For me, nothing is more vacuous than talk without action. European vulnerability to energy shortages and interest rate hikes? Western sanctions to put Russia on its knees? Supply chain problems now leading to protectionism? Energy dislocation, financial dislocation, and trade and investment dislocation. All are changing the way the world economy works. All are issues we ordinary mortals must try to understand, so we know which of our political representatives are talking nonsense. Dealing with the frustration of not being able to fix things is what gives me heartburn.
So I turn to things closer to home, where talk can lead to action and action can make us better off, emotionally and financially.
What better place to start than where we live? Shelter, whether rented or owned, is the most important of the eight major components in the Consumer Price Index (CPI) — it represents more than a quarter of our spending on goods and services. An average Canadian household with an average after-tax income of $67,000 spends more than $17,000 a year on the roof over their heads. Inspection time now, not in January when it’s minus 15 and the hot water tank has sprung a leak.
There are dozens of checklists online for getting your home ready for winter. Go there for the real deal. The main things to check are your heating sources—furnace filters, ceiling fans, fireplaces. Next is water: turn off the outside taps and drain the system. Check how old your water tank is – change it after 10 years. If you’re a renter, simple things like caulking windows and doors will make you more comfortable, as will asking the landlord for repairs now.
Stock up on winter supplies — antifreeze, windshield wiper fluid, snow shovel. Put together an emergency box for your car: ice scraper, kitty litter, salt, shovel, flashlight, road flares, a blanket and handwarmers just in case you get stuck somewhere. Take your car in for a winter update to check out your tires, filters and battery.
Simple advice, satisfying to accomplish, financially rewarding. Not unlike the saving and investment suggestions I am prone to pass along relentlessly. Morgan Housel said it best: “doing well with money has a little to do with how smart you are and a lot to do with how you behave… We think about money in ways that are too much like physics (with rules and laws) and not enough like psychology (with emotions and nuance). Physics is guided by laws. Finance is guided by people’s behaviors.“
That’s why it’s important to look at your attitudes and your understanding of how the world works before you invest. There’s a lot of evidence that shows that people make investment decisions based on experiences they had early in their adult lives. It’s important to validate whether the world of today mirrors the world in which those early lessons were learned.
Just as a simple example, in the early 1990s interest rates averaged more than 10 per cent.
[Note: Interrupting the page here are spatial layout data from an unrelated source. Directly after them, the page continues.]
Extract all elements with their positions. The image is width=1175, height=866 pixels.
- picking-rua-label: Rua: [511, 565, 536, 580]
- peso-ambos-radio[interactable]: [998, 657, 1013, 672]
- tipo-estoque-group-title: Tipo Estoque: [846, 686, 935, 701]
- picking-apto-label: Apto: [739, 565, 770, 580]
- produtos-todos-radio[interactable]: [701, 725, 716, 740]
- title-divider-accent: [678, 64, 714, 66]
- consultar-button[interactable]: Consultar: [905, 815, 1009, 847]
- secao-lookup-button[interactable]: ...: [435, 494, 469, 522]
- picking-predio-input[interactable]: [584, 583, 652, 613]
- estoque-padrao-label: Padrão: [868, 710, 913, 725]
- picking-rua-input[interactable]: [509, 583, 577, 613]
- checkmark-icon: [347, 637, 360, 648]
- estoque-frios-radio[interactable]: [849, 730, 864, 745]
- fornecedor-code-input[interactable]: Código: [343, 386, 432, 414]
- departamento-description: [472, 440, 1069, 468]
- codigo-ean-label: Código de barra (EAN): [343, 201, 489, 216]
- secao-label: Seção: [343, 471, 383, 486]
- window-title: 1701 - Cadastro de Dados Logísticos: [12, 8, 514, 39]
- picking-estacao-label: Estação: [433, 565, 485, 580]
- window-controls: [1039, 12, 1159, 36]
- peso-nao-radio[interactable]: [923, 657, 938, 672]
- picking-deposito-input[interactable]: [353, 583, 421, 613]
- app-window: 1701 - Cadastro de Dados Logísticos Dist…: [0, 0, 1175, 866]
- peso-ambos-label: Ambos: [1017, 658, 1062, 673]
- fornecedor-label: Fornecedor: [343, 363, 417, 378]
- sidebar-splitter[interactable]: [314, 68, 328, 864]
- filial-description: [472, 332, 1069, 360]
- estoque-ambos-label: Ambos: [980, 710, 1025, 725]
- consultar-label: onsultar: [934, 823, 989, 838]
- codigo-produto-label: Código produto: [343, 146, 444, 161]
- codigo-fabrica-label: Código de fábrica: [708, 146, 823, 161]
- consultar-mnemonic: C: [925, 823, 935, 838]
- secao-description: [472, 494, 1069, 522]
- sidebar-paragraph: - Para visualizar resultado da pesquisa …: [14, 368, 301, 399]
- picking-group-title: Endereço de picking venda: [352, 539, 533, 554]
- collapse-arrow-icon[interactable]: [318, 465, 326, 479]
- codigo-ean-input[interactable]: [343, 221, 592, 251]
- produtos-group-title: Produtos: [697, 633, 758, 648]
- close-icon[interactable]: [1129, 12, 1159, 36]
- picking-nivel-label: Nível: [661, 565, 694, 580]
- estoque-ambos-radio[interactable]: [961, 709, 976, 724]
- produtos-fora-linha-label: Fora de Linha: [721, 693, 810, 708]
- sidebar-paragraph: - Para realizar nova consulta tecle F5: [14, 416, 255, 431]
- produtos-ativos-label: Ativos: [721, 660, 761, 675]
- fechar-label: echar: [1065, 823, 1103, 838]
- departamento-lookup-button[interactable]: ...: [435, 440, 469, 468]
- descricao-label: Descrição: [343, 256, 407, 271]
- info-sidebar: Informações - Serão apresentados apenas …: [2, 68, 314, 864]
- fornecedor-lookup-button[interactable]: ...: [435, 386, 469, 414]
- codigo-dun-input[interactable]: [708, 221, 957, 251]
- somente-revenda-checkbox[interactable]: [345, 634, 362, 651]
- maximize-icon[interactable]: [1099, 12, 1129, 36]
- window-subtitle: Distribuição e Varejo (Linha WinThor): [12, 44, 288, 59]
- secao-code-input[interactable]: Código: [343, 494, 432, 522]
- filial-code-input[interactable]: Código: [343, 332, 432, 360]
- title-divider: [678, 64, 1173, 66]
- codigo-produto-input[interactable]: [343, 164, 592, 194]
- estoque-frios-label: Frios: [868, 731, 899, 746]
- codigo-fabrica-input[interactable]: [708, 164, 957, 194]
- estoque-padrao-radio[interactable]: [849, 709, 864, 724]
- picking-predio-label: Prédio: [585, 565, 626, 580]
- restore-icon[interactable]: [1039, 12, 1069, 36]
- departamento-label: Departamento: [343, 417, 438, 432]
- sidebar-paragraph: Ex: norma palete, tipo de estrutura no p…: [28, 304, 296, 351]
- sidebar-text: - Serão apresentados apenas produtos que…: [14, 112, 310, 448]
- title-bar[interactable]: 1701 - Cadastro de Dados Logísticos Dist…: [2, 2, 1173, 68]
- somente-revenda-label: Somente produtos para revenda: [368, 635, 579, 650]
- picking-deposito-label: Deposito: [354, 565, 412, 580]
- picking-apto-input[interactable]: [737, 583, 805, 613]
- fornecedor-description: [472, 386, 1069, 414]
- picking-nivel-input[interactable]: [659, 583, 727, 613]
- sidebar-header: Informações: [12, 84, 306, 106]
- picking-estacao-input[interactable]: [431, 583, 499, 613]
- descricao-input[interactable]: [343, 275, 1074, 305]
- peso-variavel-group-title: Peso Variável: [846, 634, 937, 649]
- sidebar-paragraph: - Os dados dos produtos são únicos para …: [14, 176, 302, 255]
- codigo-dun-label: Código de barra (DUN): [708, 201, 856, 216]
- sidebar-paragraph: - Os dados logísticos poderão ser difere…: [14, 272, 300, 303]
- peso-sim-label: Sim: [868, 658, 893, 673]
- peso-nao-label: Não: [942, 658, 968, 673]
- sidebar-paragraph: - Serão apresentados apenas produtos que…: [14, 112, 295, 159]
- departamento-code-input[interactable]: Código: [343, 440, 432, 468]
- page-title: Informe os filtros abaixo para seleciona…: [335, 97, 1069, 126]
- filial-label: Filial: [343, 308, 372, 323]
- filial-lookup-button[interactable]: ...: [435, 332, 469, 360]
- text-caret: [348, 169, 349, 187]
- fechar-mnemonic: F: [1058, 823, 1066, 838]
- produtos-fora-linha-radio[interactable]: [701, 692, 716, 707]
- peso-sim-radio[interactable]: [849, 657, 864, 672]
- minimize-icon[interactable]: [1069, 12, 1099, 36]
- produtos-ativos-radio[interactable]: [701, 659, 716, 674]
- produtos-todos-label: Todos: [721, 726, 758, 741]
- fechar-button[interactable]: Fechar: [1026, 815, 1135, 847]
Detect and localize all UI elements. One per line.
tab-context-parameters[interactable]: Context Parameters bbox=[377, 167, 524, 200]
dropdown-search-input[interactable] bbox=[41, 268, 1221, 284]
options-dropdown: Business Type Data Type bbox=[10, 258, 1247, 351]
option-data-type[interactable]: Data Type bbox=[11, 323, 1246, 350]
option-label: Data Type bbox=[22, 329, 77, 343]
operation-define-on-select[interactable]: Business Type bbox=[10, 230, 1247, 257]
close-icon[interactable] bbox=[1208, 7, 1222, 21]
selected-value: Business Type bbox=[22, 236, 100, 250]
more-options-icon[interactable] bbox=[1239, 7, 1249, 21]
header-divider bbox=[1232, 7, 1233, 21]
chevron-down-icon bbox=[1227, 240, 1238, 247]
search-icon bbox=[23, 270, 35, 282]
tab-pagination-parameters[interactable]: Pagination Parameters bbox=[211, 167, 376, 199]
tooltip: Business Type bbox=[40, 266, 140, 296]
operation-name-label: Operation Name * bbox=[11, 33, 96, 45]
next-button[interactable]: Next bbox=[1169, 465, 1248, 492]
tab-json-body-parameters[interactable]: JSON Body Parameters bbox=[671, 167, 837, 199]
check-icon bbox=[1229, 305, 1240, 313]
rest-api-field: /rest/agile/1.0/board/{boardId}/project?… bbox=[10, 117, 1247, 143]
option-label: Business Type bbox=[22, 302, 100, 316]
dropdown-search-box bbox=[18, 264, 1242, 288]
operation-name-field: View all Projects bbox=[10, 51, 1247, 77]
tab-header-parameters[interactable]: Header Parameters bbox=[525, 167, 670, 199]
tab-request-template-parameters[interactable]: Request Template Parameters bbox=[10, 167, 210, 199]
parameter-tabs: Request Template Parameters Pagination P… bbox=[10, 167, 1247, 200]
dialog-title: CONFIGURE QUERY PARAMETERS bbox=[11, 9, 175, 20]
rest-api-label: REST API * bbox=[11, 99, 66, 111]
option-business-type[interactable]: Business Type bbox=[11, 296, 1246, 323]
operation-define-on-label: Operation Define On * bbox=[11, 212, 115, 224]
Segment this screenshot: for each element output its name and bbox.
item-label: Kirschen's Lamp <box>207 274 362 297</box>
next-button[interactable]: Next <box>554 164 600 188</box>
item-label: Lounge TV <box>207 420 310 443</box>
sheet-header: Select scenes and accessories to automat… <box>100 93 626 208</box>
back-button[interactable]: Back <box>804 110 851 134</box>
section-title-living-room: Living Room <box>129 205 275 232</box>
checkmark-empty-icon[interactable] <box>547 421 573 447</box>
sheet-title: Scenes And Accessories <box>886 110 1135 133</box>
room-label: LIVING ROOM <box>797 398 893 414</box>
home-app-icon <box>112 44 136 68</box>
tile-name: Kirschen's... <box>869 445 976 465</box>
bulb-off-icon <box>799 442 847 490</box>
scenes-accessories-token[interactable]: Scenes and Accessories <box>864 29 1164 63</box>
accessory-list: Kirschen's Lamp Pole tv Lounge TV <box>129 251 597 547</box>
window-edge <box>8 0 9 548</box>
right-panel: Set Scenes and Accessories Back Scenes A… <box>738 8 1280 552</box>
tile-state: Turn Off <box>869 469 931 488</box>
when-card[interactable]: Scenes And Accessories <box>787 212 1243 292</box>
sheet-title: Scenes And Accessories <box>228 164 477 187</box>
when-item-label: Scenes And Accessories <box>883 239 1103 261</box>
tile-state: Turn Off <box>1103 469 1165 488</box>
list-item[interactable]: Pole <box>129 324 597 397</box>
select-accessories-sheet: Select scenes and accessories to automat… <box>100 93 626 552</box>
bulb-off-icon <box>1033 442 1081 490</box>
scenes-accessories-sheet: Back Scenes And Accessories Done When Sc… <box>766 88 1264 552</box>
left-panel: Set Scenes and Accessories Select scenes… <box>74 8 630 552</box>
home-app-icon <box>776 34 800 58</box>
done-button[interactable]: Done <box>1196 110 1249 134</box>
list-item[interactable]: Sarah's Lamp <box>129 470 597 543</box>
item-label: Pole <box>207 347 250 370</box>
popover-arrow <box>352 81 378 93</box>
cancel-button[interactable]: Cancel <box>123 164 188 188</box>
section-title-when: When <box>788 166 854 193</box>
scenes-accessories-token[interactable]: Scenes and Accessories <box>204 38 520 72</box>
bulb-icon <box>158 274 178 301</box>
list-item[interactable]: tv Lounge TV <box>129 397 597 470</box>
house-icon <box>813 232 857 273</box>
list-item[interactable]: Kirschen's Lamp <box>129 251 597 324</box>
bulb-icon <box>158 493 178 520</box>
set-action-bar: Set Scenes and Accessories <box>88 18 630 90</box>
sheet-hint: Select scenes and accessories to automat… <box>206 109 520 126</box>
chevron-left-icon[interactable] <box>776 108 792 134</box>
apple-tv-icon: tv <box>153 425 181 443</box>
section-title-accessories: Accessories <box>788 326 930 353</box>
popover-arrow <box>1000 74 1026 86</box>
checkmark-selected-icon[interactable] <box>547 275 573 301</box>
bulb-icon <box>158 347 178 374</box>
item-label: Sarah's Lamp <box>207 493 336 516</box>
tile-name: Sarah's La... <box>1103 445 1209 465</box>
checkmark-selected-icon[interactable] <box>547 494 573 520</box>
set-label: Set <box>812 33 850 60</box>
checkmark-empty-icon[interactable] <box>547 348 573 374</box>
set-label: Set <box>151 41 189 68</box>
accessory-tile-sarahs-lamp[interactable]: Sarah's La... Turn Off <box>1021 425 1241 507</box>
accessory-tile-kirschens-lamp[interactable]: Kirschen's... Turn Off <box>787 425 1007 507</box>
In 2010 and until very recently, they have averaged less than 2 per cent. Thinking back to your personal goals and the investment options open to you, did you load up on fixed income in the 1990s or did you borrow at those rates? What should you be doing today?
In keeping with the theme of “simple things”, I suggest a couple of ideas: one is that growing your assets has less to do with your income and more to do with your saving rate. Another is that the massive ups and down of the stock market are the price of admission to good investment returns. Final for this week: time is the most powerful force in investing – think long term.